In the first quarter of the fiscal year ending December 31, 2013 (January 1–March 31, 2013), in the Japanese economy, the weakening yen and rising stock prices resulting from economic policy and monetary policy affected consumer sentiment. Thus, with personal spending remaining firm, the economy has undergone a partial recovery after the phase of economic deceleration caused by the European fiscal crisis. In the future, although downside risks to the overseas economy will remain, sign of a global recovery, coupled with the effectiveness of monetary policy, will likely lead to a domestic economic recovery.
As for the domestic cosmetics market, due to the recovery momentum in the Japanese economy as a whole, the overall market remains strong. In the overseas cosmetics market, while slowdowns in personal spending are apparent in China and India, the whole Asian region continues to grow slowly. Within this market environment, in the current fiscal year, which is the final year of its three-year medium-term management plan that started in 2011, the Pola Orbis group will continue to improve the profitability of its domestic flagship brands and to expand its brands under development. In addition, the group will also continue to pursue its overseas market expansion, whose linchpins are the two overseas companies that it acquired.
Net income increased 74.3% year on year to ¥1,258 million. This was because the group incurred a loss on business liquidation arising from Pola’s withdrawal from business in the U.S. but consequently recorded a decrease in tax expenses.
For its beauty care division, the company recorded net sales of ¥38.559 billion, a 6.2% increase over the same time period in 2012. The beauty care segment consists of the flagship brands Pola and Orbis; the brands under development—pdc, Future Labo, Orlane, Decencia, and Three, and the overseas brands Jurlique and H2O Plus. Pola is making concerted efforts to boost customer satisfaction. These include aggressively developing sales channels through Pola the Beauty stores, which integrate cosmetics, consulting and esthetic treatments, and through department store outlets; increasing customer contact points through expansion of the door-to-door sales organization; and further enhancing Pola’s sales-process quality and consulting skills. In the domestic market, the group implemented seasonal initiatives. In overseas markets, Pola remains strong as awareness of the brand gradually increases. As a result, Pola recorded net sales above those recorded in the corresponding period of the previous year.

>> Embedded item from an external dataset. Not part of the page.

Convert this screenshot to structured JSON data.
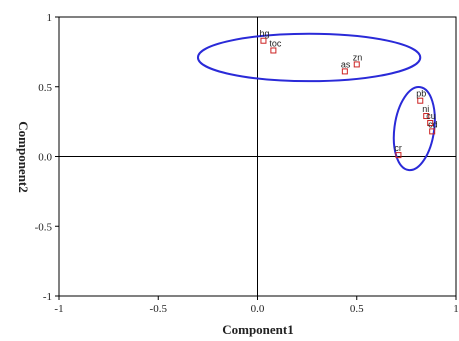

Orbis is striving to rebuild the brand through efforts to streamline sales costs by, for example, working to increase the rate of repeat purchases, improving its skin care-focused product strategy, and increasing its online sales. In the domestic market, the Live Rich anti-aging series, which was launched in February and is sold only online and by catalog, were doing well. Although the restraint of sales discounts as a step of the brand rebuilding caused the temporary decline in the number of customers acquired, the level of amount spent per purchase rose year on year. With the shift to a two-point logistics structure in the second half of last year, the effectiveness of the Orbis’s streamlining of costs has been apparent. In overseas markets, Orbis has continued to work to increase brand awareness. As a result, it recorded net sales on line with those in the corresponding period of the previous year.
Meanwhile, due to strong sales of Three and Decencia, the brands under development recorded net sales above those recorded in the corresponding period of the previous year. Furthermore, the company’s overseas brands saw net sales substantially exceeded those in the corresponding period of the previous year. This is because Jurlique, which joined the group in February of last year, became subject to consolidation from January of this year, Jurlique and H2O Plus enjoyed steady growth in Asia, and exchange rate movements were favorable.
As a result of the factors noted above, net sales—sales to external customers—were ¥38,559 million, up 6.2% year on year, and operating income was ¥1,472 million, up 47.9% year on year.